Besides the social pressures, there were very practical challenges in the form of high medical expenses. Mbuli remembers her grandmother having to find an extra R1,000 a month to pay for specialists and extras like sunscreen with no outside help.

"There hasn't been any official support that I recall ever receiving from government or the state or anything. I grew up with my grandmother, my parents passed away young, and she was on a pension grant and she had to take me to an eye specialist and to a dermatologist. All these things that cost a lot of money, and she knew nothing about the condition and she didn't have any information about it.

"It was a learning process… painful mistakes could have been avoided if more resources and information was available."

Mbuli says although we know a lot more about Albinism in 2016, the regularity with which she encounters misconceptions is a great cause of frustration. From the archaic belief that those with Albinism have magical powers to the mistaken belief that it is a separate race.

"I've had a lot of people in the past identifying my race as being 'Albino' which I find wrong on so many levels. And it's things like that that I really don't appreciate and also being called 'Albino' is not something that I accept or like.
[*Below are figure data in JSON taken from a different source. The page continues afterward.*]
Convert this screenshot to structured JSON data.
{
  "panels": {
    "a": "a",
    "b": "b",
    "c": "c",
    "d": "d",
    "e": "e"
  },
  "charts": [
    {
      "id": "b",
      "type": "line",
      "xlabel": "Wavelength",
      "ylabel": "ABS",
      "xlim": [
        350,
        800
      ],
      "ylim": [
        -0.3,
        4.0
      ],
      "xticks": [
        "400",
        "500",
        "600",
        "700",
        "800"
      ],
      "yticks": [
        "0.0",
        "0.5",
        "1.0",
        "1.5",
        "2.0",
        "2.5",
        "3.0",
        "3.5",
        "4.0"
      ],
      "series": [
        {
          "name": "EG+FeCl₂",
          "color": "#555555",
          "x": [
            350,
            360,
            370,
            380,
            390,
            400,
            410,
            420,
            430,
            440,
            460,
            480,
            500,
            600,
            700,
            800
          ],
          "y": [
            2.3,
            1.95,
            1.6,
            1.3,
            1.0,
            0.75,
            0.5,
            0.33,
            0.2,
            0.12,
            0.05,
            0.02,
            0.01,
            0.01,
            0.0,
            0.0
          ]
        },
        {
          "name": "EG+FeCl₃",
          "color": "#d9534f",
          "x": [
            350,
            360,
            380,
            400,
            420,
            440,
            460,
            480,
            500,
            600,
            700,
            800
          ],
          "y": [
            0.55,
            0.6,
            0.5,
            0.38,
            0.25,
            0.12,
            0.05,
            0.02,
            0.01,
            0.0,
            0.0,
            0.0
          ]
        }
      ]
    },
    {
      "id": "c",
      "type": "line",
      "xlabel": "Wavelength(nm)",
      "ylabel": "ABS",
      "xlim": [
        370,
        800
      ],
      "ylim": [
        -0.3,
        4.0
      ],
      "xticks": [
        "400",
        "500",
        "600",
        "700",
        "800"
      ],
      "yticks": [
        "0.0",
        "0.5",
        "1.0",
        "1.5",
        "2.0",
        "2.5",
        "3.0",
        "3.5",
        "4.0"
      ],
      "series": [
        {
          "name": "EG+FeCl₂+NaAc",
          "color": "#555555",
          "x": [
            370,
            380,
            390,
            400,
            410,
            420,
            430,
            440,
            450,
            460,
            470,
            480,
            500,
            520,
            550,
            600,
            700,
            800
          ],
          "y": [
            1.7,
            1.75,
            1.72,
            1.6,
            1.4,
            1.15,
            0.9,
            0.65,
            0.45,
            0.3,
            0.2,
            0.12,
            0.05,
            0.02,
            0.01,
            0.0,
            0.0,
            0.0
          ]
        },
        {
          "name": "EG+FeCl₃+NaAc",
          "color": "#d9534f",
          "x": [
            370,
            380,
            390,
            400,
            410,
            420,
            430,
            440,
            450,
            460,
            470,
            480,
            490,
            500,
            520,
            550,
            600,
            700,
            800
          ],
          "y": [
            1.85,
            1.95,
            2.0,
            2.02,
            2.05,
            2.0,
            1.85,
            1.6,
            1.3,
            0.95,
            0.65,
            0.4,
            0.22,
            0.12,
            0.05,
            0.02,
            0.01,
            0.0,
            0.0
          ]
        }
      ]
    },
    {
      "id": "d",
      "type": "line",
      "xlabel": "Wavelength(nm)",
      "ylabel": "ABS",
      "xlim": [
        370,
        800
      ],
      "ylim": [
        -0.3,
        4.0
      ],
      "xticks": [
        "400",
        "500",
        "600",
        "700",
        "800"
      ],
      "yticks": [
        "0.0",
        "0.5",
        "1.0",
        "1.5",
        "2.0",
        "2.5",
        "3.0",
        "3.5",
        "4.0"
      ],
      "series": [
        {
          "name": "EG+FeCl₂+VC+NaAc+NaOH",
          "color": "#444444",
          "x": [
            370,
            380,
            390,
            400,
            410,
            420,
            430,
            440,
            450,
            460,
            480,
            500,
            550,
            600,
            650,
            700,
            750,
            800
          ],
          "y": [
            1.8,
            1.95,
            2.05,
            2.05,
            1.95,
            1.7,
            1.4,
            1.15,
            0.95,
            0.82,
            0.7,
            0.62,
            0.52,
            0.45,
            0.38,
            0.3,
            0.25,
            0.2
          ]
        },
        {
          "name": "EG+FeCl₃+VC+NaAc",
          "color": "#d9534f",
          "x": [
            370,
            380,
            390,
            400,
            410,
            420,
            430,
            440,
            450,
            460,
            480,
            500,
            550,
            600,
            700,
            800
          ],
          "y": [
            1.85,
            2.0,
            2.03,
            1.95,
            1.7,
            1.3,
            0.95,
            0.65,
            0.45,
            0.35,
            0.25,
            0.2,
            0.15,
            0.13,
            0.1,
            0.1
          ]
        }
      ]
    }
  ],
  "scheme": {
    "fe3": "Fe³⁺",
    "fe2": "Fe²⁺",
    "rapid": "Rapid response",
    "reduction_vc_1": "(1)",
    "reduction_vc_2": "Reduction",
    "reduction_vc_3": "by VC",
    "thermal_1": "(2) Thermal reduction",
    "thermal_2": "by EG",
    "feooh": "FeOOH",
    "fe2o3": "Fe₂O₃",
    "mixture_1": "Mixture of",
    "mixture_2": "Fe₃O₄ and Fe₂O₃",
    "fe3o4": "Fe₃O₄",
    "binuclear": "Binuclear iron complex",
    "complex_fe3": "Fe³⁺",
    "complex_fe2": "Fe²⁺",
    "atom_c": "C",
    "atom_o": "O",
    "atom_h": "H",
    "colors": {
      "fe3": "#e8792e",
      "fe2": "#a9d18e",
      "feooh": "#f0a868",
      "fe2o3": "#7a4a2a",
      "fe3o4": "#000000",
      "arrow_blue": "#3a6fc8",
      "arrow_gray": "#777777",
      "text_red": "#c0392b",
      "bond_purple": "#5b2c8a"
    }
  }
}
I'd rather have you say I'm a person living with Albinism - it's a condition I have it, it's not who I am.

Mbuli says the misinformation which persist is only partly due to a lack of information or assistance from governments on the continent. She says people with Albinism themselves need to speak up to help dispel common misconceptions.

According to the Albinism Society of South Africa (ASSA), not all people with the condition qualify for financial assistance from the state.

ASSA estimates there are around 35,000 people living with Albinism in South Africa and that according to the latest research, which is over a decade old, it affects ¼,000 black South Africans.

The organisation's Nompumelelo Mazibuko says although there is some support from government, more needs to be done.

"There still a need to have policy amended to accommodate issues of discrimination [and of] Albinism as a disability," she told Eyewitness News via email.

The problem is also that different individuals require varying degrees of support, as sight problems range from slight to extreme. This means more consideration towards children with Albinism in schools, affordable eye care. Sunscreen should also be listed on the essential drug list, since children with Albinism are at severe risk of skin cancer.

Having completed a BSc Chemistry degree at the University of Cape Town, Mbuli is now pursuing a career in radio broadcasting. But it's no coincidence that she has ended up in the public domain. Instead of hiding from the world, she says she made the decision to face it head-on. She hopes that through talking about Albinism she can help raise awareness to combat stigma and boost support for the next generation of people with the condition.

"Vulnerability is not an easy thing, because talking about a condition that you live with every day is not an easy thing to do, but it really is important that people with Albinism themselves start being part of the conversation.

"But also, government needs to meet us halfway by providing resources for people to find more information about Albinism, especially in South Africa."

Mbuli has overcome a barrage of challenges to find her feet and embrace her identity. But even though Stellenbosch is a long way from King William's Town, she is at times frustrated when the same misconceptions and ideas keep on cropping up.

However, she refuses to be defined by other people's ideas about her.

"And that's the main thing, I'm Siphosethu Mbuli - I have interests and hobbies and friends, I do things, and down the line you can mention that I have this condition. So it's not a defining factor, it's something that I have. The defining characteristic of who I am can't be a condition."